Crise desencadeada por mudanças econômicas em El Porvenir, no México, provoca crescimento exponencial do cultivo de coca na região.

…chamou a atenção”. O desembarque de cientistas da organização colombiana International Center for Tropical Agriculture (CIAT) no estado deixa claro que a situação preocupa. O grupo, especializado em investigar amostras de solos e clima, está aconselhando o governo mexicano a monitorar as áreas onde a coca foi encontrada, a fim de prevenir uma expansão descontrolada. As autoridades locais também estão alertas. “Quando vemos de perto o que está acontecendo com territórios longínquos, sabemos que, dentro de dois anos, a produção pode se multiplicar incontrolavelmente”, diz Reynoso. “É a lógica dos cultivos ilícitos: vêm um dia, vão embora e nunca mais voltam.”
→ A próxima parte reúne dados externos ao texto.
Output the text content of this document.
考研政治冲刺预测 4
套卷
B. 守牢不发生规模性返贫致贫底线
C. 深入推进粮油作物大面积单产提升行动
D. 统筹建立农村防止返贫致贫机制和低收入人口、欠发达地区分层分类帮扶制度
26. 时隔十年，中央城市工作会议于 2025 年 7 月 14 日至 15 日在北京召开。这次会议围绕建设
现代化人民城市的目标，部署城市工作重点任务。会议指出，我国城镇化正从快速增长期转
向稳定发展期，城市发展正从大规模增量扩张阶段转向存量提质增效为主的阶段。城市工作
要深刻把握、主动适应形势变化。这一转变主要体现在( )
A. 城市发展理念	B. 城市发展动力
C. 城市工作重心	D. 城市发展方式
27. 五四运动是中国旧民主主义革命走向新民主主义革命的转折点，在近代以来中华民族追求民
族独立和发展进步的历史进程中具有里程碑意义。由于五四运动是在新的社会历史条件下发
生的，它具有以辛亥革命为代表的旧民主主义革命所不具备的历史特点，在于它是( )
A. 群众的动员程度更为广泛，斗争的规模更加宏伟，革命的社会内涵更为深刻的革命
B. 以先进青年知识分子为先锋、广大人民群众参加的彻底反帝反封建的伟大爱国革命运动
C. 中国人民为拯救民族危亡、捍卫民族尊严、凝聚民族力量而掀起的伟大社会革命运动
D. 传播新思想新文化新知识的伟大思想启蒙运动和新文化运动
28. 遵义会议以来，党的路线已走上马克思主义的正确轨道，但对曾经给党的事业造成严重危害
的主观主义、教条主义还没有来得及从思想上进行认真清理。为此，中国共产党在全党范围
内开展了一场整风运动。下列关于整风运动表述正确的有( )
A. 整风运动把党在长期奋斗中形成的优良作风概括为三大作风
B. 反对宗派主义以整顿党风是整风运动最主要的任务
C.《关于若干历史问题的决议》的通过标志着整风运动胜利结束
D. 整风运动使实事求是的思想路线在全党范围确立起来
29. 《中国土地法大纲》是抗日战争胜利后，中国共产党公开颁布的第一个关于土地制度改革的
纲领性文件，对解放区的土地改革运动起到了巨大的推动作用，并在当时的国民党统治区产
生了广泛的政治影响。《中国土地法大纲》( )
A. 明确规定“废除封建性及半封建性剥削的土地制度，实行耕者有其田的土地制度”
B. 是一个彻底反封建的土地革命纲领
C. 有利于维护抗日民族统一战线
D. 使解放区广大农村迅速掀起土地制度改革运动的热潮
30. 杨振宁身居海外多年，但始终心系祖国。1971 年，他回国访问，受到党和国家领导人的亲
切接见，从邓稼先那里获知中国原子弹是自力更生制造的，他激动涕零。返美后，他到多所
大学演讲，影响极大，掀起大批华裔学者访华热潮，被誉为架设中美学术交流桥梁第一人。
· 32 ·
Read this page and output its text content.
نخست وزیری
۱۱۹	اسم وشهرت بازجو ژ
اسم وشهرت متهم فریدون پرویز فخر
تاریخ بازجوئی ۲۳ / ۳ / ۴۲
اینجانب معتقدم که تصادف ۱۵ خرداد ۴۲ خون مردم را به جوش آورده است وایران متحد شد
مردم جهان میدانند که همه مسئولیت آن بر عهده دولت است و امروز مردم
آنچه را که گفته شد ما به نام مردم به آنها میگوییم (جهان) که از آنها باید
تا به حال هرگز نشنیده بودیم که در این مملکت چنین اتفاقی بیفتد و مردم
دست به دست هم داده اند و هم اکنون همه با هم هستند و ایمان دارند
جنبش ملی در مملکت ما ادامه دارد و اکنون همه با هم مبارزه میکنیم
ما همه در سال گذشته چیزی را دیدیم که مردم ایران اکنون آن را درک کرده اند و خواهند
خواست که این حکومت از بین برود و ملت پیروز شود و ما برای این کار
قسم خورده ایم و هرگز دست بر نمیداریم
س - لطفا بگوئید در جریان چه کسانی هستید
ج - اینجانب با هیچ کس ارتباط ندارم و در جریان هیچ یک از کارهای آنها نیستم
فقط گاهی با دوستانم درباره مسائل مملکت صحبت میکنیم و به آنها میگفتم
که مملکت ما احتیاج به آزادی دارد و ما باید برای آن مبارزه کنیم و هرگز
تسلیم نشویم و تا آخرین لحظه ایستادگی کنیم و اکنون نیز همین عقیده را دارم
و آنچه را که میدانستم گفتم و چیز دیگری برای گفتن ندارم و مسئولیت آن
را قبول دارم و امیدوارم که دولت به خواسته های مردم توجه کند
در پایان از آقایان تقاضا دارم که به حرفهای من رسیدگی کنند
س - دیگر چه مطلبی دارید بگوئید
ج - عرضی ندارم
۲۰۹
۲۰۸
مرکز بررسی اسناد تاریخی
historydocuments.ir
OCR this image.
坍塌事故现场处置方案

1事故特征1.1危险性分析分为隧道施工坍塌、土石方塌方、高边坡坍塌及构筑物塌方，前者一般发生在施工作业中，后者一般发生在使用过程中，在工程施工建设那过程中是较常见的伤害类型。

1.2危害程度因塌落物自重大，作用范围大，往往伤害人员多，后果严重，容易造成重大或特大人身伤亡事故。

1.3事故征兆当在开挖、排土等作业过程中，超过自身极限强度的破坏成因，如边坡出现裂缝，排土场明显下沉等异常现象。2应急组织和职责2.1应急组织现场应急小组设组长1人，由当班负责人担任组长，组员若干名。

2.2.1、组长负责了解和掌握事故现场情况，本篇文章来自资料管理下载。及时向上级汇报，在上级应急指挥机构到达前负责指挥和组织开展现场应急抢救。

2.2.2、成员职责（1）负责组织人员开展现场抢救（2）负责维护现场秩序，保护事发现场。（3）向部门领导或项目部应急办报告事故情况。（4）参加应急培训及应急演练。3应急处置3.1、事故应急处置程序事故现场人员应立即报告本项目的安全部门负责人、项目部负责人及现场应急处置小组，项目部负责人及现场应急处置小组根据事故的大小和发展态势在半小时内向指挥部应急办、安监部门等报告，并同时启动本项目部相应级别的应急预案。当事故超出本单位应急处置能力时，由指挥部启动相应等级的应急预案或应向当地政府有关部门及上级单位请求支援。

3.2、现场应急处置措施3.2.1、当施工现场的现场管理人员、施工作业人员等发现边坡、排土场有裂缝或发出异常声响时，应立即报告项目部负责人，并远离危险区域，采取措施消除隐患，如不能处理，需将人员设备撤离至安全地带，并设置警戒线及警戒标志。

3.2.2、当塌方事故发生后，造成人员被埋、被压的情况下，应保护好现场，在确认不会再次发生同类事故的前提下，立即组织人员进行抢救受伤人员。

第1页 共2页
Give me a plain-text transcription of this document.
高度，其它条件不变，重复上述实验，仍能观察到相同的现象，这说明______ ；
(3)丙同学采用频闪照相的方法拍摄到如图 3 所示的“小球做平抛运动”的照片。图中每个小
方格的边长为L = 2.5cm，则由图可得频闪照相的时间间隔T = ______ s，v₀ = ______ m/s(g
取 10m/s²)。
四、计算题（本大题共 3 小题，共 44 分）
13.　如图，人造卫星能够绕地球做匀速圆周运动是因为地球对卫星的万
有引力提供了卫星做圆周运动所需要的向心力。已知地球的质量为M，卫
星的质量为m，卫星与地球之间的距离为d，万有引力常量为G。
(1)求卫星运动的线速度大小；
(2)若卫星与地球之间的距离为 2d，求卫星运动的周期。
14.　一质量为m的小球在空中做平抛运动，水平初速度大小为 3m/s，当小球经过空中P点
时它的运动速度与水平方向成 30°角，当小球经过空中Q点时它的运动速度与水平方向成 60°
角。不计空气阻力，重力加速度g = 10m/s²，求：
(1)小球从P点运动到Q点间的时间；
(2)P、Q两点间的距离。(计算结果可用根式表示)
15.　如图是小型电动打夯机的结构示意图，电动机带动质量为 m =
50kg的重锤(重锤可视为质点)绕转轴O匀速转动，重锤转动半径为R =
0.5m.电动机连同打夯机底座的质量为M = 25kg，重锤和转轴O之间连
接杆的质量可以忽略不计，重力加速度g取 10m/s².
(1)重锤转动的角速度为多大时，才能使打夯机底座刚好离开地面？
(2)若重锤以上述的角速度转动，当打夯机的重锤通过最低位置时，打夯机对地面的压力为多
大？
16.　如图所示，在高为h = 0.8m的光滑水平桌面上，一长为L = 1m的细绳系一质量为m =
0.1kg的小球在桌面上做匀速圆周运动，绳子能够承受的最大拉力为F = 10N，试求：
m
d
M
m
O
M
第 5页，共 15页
A transformação recente no México, o segundo maior parceiro comercial dos Estados Unidos, testemunha um fenômeno colossal. O país passou de importador de drogas – principalmente cocaína e heroína – a produtor, uma tendência que acompanha paraísos agrários em toda a América Latina. Um documento vazado da Polícia Nacional Civil da Guatemala revela que 112 laboratórios de cocaína foram detectados no país entre 2018 e o final de 2022. “Estamos vendo histórias semelhantes de plantações de coca em zonas de reservas e comunidades rurais remanescentes”, afirma Celso Conde, porta-voz do Escritório das Nações Unidas sobre Drogas e Crime (Unodc) na Guatemala. Essa transformação, contudo, é mais aguda no México, onde, segundo especialistas, os organizadores de guerrilhas de fábricas forjaram conveniências estratégicas com criminosos assemelhados a cartéis.

Autoridades mexicanas relatam uma presença crescente das comunidades maoístas, ecologistas e de direitos humanos lideradas pelo subcomandante Marcos e pelo Exército Zapatista de Libertação Nacional (EZLN) nos estados de Guerrero, Michoacán e Chiapas. Para analisar as implicações desse fenômeno, a OCCRP fez solicitações de liberdade de informação aos governos dos Estados Unidos e do México sobre possíveis conexões entre o EZLN e membros de cartéis.

Em 1994, o EZLN liderou um levante armado no estado de Chiapas, no extremo sul do México, contra o Partido Revolucionário Institucional (PRI), no poder, reivindicando direitos de território para indígenas. Em anos recentes, porém, as tensões se intensificaram, à medida que paz rebelde foi rompida violentamente contra vários supostos membros de cartéis. A inconciliabilidade do EZLN foi desencadeada pelo abandono da esquerda institucional do país, que forçou os zapatistas a cortejar outros aliados.

O governo de Chiapas, liderado por Rutilio Escandón Cadenas, do partido de esquerda Morena, delineou estratégias de militarização e retumbância contra os quais acusou o EZLN, orgulhoso de fundar comunidades de autodefesa. Aníbal Cújar, pesquisador do Centro de Investigaciones Económicas y Políticas de Acción Comunitaria (CIEPAC), um think tank com sede em San Cristóbal de las Casas, afirma contar que as tensões “são protagonizadas por estatais pronto implementados e narcocapacidades nunca antes vista. Se as comunas de auto-ajuda não se impuserem, veremos o EZLN alistando para os cartéis, dos quais necessitarão para sua disputa serrana.

Para o subsecretário Alejandro Encinas remarca que a resposta deve ser planejada com foco no desenvolvimento, a exemplo do Programa Sembrando Vidas. “Com o plantio de árvores frutíferas e medicinais, o programa reduz o risco de cultivos ilícitos. A cultura dura ano a ano até que esteja plenamente eliminada”, afirmou Encinas. O líder comunitário Arturo García Jiménez, contudo, duvida da eficácia do programa. “Nossa comunidade não se desenvolveu nem tiveram oportunidades. Por isso vemos os jovens buscando a plantação de coca. Eles não têm escolha”, afirma García.

FOTOS
Matheus Lenharo / NarcoFiles
O vilarejo de El Porvenir, no México, passou de produtor de café para reduto do novo tráfico de cocaína (acima); moradores de El Porvenir são coagidos a plantar coca por grupos criminosos (abaixo).

Data, número, créditos; Vetor
A transformação do México de importador a produtor de cocaína é um fenômeno que acompanha paraísos agrários em toda a América Latina. Efeitos colaterais como crescimento do EZLN são preocupantes.

ÁUDIO
Eduardo Jair Medina, policial mexicano, conta como as políticas de plantío compensado são vistas em campo.
Arturo García Jiménez, líder comunitário de El Porvenir, explica como ele e sua comunidade têm lidado com a pressão para plantar cocaína.